The Electoral Commission prepared the draft Code, consulted interested parties and the Standards, Procedures and Public Appointments Committee, and submitted the text to Ministers. The draft Code (SG/2025/214) was laid before the Parliament on 16 September 2025 and subsequently approved by Ministers for commencement.
This is statutory guidance. The Commission must have regard to it when exercising functions under Part 6 of PPERA, and compliance with the Code can operate as a defence where an alleged offence relates to expenditure during a Scottish devolved regulated period. These provisions mirror the UK-wide approach introduced for reserved polls and are set out in section 25 of the 2025 Act and the associated Explanatory Notes.
The Code applies to general elections to the Scottish Parliament. Where the Scottish regulated period overlaps with a UK general election regulated period, the UK rules apply for the combined period and the Scottish Code does not apply for those weeks.
Timing for Holyrood is confirmed. The regulated period is usually the four months up to polling day; for the 2026 election the Commission confirms it runs from 7 January 2026 to 7 May 2026. This period governs when spending counts towards limits for non‑party campaigners.
Financial thresholds are unchanged in law and are restated in the Commission’s materials. Individuals or bodies not eligible to register may spend up to £700 on regulated activity. Eligible campaigners intending to spend more than £10,000 in Scotland must register with the Commission; exceeding £10,000 triggers post‑election reporting of spending and donations.

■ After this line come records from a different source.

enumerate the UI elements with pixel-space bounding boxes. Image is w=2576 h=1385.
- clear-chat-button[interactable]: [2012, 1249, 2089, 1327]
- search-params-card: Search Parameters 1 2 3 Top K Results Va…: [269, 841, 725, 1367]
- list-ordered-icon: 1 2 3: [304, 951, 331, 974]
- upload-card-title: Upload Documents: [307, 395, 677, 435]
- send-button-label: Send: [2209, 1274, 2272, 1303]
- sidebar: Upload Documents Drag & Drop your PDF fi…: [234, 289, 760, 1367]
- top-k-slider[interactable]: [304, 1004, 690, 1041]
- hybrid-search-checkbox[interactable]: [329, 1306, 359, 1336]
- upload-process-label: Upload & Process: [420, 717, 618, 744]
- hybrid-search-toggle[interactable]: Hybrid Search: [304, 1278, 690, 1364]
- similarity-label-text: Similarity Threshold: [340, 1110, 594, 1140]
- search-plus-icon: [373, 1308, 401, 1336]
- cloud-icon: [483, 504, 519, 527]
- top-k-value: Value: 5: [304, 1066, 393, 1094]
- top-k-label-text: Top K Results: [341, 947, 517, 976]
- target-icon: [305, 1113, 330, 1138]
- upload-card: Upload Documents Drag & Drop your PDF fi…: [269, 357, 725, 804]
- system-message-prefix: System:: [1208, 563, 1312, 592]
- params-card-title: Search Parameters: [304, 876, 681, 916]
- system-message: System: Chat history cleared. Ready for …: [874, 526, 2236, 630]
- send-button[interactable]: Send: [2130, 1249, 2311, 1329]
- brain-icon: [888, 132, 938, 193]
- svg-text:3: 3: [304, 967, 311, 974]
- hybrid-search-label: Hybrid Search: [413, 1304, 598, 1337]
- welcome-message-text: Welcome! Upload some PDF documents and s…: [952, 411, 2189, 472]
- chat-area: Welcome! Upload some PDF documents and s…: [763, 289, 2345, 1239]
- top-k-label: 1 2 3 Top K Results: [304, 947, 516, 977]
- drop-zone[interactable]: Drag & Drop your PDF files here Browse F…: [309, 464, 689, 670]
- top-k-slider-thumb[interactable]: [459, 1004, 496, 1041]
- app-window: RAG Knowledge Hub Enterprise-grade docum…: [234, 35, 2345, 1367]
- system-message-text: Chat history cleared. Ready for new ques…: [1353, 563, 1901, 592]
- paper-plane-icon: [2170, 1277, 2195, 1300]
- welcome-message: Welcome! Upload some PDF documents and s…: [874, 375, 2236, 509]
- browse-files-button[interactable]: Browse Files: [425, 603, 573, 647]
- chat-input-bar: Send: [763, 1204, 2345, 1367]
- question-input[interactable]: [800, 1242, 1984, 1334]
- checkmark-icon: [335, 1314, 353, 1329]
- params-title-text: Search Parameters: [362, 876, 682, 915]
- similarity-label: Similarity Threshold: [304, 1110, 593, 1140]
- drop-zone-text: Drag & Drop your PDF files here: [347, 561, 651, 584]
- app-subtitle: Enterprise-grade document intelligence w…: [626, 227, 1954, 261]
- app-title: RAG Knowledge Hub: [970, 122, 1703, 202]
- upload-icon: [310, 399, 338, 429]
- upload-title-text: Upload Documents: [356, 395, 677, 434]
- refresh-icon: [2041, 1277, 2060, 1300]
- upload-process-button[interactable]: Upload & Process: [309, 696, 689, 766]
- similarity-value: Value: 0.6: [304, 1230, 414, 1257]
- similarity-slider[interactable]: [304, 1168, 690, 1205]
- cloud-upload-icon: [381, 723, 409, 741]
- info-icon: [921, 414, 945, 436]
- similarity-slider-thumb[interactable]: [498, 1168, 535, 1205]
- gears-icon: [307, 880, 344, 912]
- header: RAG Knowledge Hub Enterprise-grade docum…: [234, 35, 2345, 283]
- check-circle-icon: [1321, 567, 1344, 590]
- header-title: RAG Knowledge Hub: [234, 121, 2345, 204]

Controlled expenditure turns on the purpose test: whether activity can reasonably be regarded as intended to promote or procure the electoral success of a party, candidates supporting or opposing particular policies, or another category of candidates. Qualifying costs typically include campaign materials, events, canvassing, transport and research used during the regulated period.
The Code also explains how to record notional spending where goods or services are provided at a discount or for free, and how these interact with donation rules. Donations of more than £500 to registered non‑party campaigners must be checked for permissibility under Schedule 11 PPERA, with records kept accordingly.
Joint campaigning arrangements are addressed directly. Where organisations coordinate activity to a common plan, spending may be treated as incurred by more than one campaigner; lead and minor campaigner arrangements allow a single return to cover joint spend while responsibilities remain with each participant.
The Commission has also consulted on updated digital imprint guidance for non‑party campaigners at Scottish Parliamentary and council elections. While separate from the Code, it supports transparency and will sit alongside the statutory text during the 2026 poll.